As a firefigher, Corcoran always performed his duties well, says Captain Patton. "He was technically more than adequate, but his interpersonal skills leave something to be desired," says Corcoran's ex-boss. "Captain Corcoran, to put it in other terms, probably does not have very many people on his side and he has a tendency not to win friends easily." But Patton describes the two-rank demotion as "a little excessive," and said in his deposition that it was "unfair."
"The demotion is very severe, especially since chiefs, captains, lieutenants, and firefighters have seen weapons [at the stations]," says one sixteen-year veteran of the department who, like several other firefighters, would only comment on the condition of anonymity. "If this administration is trying to make an example of how they'd like this no-guns law to be interpreted, then it's probably a good thing they came down hard."

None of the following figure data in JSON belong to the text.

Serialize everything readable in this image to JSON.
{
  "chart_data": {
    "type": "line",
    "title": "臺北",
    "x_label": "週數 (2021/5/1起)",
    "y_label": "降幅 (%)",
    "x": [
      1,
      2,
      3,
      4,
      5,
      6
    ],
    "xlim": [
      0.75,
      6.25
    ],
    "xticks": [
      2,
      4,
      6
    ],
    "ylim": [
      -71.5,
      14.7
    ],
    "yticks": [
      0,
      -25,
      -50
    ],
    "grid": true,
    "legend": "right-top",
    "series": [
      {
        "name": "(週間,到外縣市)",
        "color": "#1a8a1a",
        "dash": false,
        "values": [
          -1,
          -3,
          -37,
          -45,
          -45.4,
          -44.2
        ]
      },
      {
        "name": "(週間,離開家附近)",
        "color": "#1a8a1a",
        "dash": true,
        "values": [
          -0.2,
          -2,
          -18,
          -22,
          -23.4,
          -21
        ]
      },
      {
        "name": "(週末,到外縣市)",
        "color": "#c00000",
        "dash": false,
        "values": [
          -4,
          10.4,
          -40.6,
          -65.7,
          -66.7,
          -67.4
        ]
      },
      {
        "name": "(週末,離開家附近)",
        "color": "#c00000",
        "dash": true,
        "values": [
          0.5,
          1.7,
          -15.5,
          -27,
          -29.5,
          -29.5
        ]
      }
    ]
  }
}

Both Perry and Paulison say they've never seen a gun in a fire station, but several other veteran department employees contend that for yearsfirefighters would occasionally show off their personal pistols and hunting rifles to their colleagues. Some even carried weapons with them for protection on rescue missions. By several accounts, this practice was extremely common during the Miami riots in 1980 and 1989. Patton, a 22-year veteran and a captain for six of those years, said under oath that he saw "firefighters, chiefs, captains, numerous people on the department" carrying pistols during "civil disturbances prior to 1990 and during the 1980 riot."

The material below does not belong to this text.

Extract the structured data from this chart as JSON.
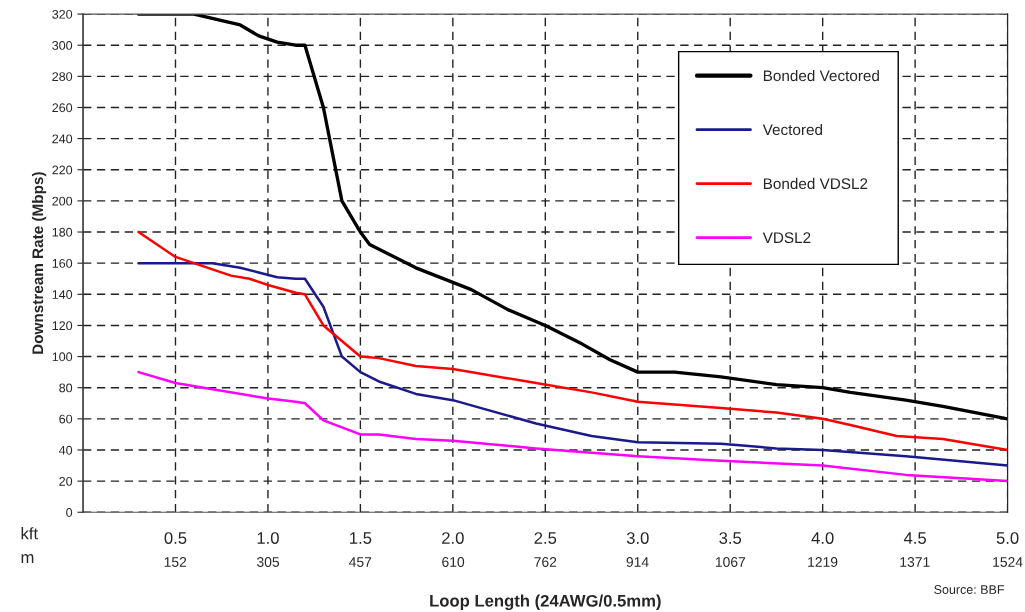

"If I'm going into a riot area, I'm going to swing the truck by my house and give my wife a kiss. And as I'm giving her a kiss, she's slipping a gun in my pants," says the anonymous sixteen-year veteran, who drove a fire truck and carried a gun during the McDuffie riots. "If it's between my life or my job, I'm going to lose my job."
The same order of priorities is clear in the mind of Doug Jewett, a paramedic and renowned maverick in the department who doesn't hesitate to admit he carries a gun "off and on" at work. For most of his nineteen years as a firefighter, Jewett has worked in Liberty City's Station 2, considered to be the busiest and one of the most dangerous posts in the system.

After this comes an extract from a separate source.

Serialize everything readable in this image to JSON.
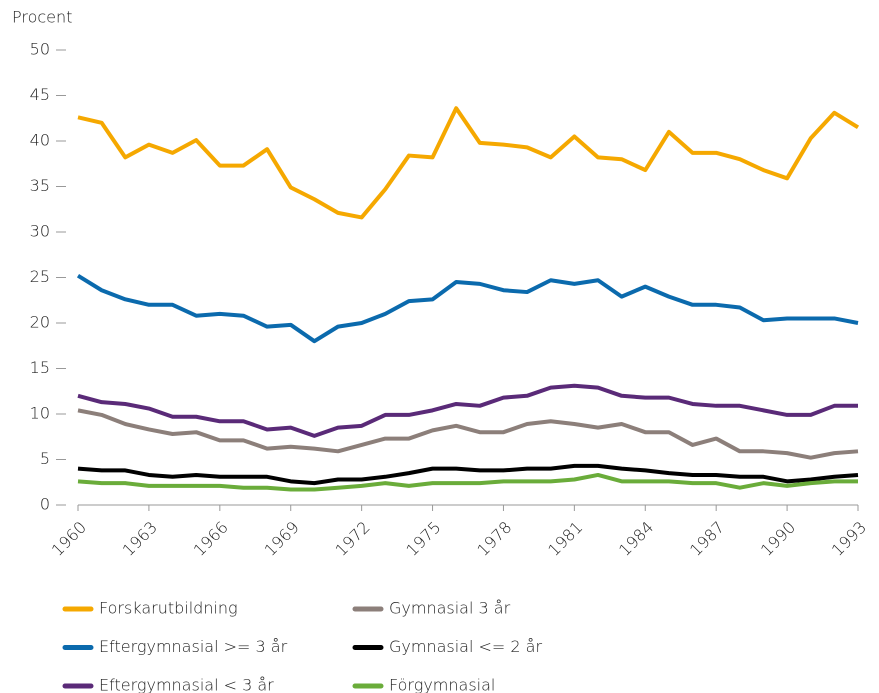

"I carry a gun mostly at night, when the place starts smelling a little weird, when the cops start running back and forth," Jewett explains. "There's always been a tradition that firefighters are here to save lives, not shoot anybody," he says, pulling a Colt .38 and a leg holster from the front seat of his personal truck, parked just outside the station's garage. "But hell, we've got a lot of animals out there." During the McDuffie riots, Jewett says, he held a civilian hostage at gun point until his partner was able to pull a battered man out of a fray. "I grabbed the guy and put a gun to his neck and said to a pack of rioters, `If I get hit by a rock I'm going to kill him.' Maybe I know I'm breaking the rules, but hell, rules have to be broken when danger comes up. Rules can't be made while sitting in an office. I'd rather be tried by twelve than carried by six."
Chief Perry says there is no reason for a firefighter to carry a personal weapon on the job, because the department has strict guidelines that govern when fire-rescue personnel should enter an accident scene. Paramedics, who are sent to all injury scenes, are allowed to wait for police back-up before entering a site if they feel unsafe.
Several firefighters say that since Corcoran's demotion, guns have become an extinct species around the department. As one veteran puts it, "You're not going to see any show-and-tell in the fire station for a long time.